The political risk analyst said most of the people spreading fake news are not conventional journalists.
Alphonce Shiundu, an editor with Africa Check, a platform that verifies claims of fake news and public utterances of public interest, says the government and the public should use the Kenya Information Communication Act to deal with fake news.
“The Act has set up the communication and multi-media tribunal which gives any party aggrieved by a journalist or a media enterprise to seek redress,” he said.
Shiundu said the communication and multi-media tribunal has powers to demand an apology, issue a public reprimand to a journalist or impose a fine of Sh 500,000 on the guilty journalist.

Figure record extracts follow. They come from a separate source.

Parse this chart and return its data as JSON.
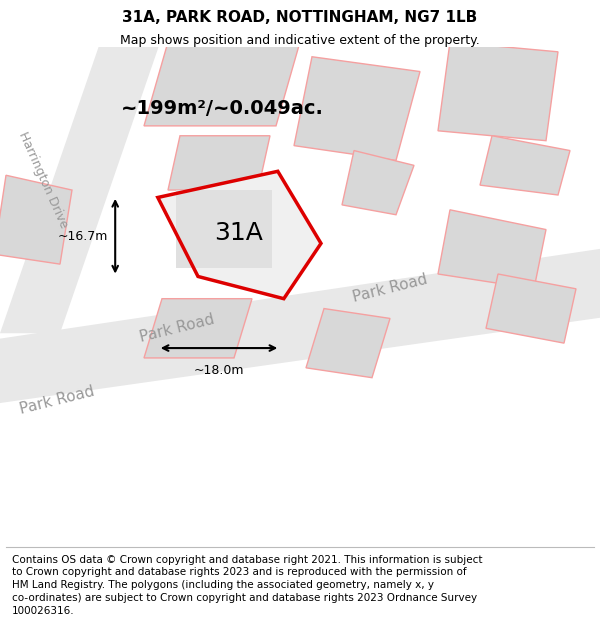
{
  "title_line1": "31A, PARK ROAD, NOTTINGHAM, NG7 1LB",
  "title_line2": "Map shows position and indicative extent of the property.",
  "footer_lines": [
    "Contains OS data © Crown copyright and database right 2021. This information is subject",
    "to Crown copyright and database rights 2023 and is reproduced with the permission of",
    "HM Land Registry. The polygons (including the associated geometry, namely x, y",
    "co-ordinates) are subject to Crown copyright and database rights 2023 Ordnance Survey",
    "100026316."
  ],
  "bg_color": "#ffffff",
  "map_bg": "#f0f0f0",
  "area_label": "~199m²/~0.049ac.",
  "plot_label": "31A",
  "dim_width": "~18.0m",
  "dim_height": "~16.7m",
  "road_label_center": "Park Road",
  "road_label_right": "Park Road",
  "road_label_bottom_left": "Park Road",
  "side_road_label": "Harrington Drive",
  "road_color": "#e8e8e8",
  "building_face": "#d8d8d8",
  "building_edge": "#f5a0a0",
  "plot_red": "#dd0000",
  "plot_face": "#f0f0f0",
  "inner_face": "#e0e0e0",
  "title_fontsize": 11,
  "subtitle_fontsize": 9,
  "footer_fontsize": 7.5,
  "area_fontsize": 14,
  "plot_label_fontsize": 18,
  "road_fontsize": 11
}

“Likewise, the tribunal has powers to impose a fine of up to Sh20 million on a media enterprise that violates the provisions of the Kenya Information Communication Act,” he said.
Shiundu noted that social networks like Facebook are working with the International Fact-Checking Network (IFCN) and partner organisations to verify reports of fake news in different countries.
The Kenya Union of Journalists (KUJ) secretary general, Eric Oduor, said guidelines had been developed by media stakeholders that include the Media Council of Kenya and media owners to ensure the public consume accurate and reliable information during the electioneering period.
Oduor said news consumers in the country have raised concerns about the emergence of fake news.
“We have seen a number of emails by concerned news consumers in regard to fake news and steps are being taken to ensure journalists report objectively, impartially and accurately,” he said.
He said KUJ was working with the Bloggers Association of Kenya (Bake) to enhance their capacity and ensure they adhere to journalistic tenets in discharging their mandate.
Oduor however added that there was need for the Communication Authority to put in place a legal framework to deal with the problem of fake news.
At the international level, the fake news phenomenon reached alarming levels during the US presidential elections, where links to websites masquerading as reputable sources started appearing on social media sites like Facebook.
Stories about the Pope endorsing Donald Trump’s candidacy and Hillary Clinton being indicted for crimes related to her email scandal were shared widely despite being completely made up.
According to a technology author and co-founder of Wired magazine, Kevin Kelly, the major challenge in reporting news is the new shape of truth.
“Truth is no longer dictated by authorities, but is networked by peers. For every fact, there is a counterfact. All those counterfacts and facts look identical online, which is confusing to most people,” Kelly said.
For those behind the made-up stories, the ability to share them widely on social media means a slice of the advertising revenue that comes from clicks as people follow the links to their webpages.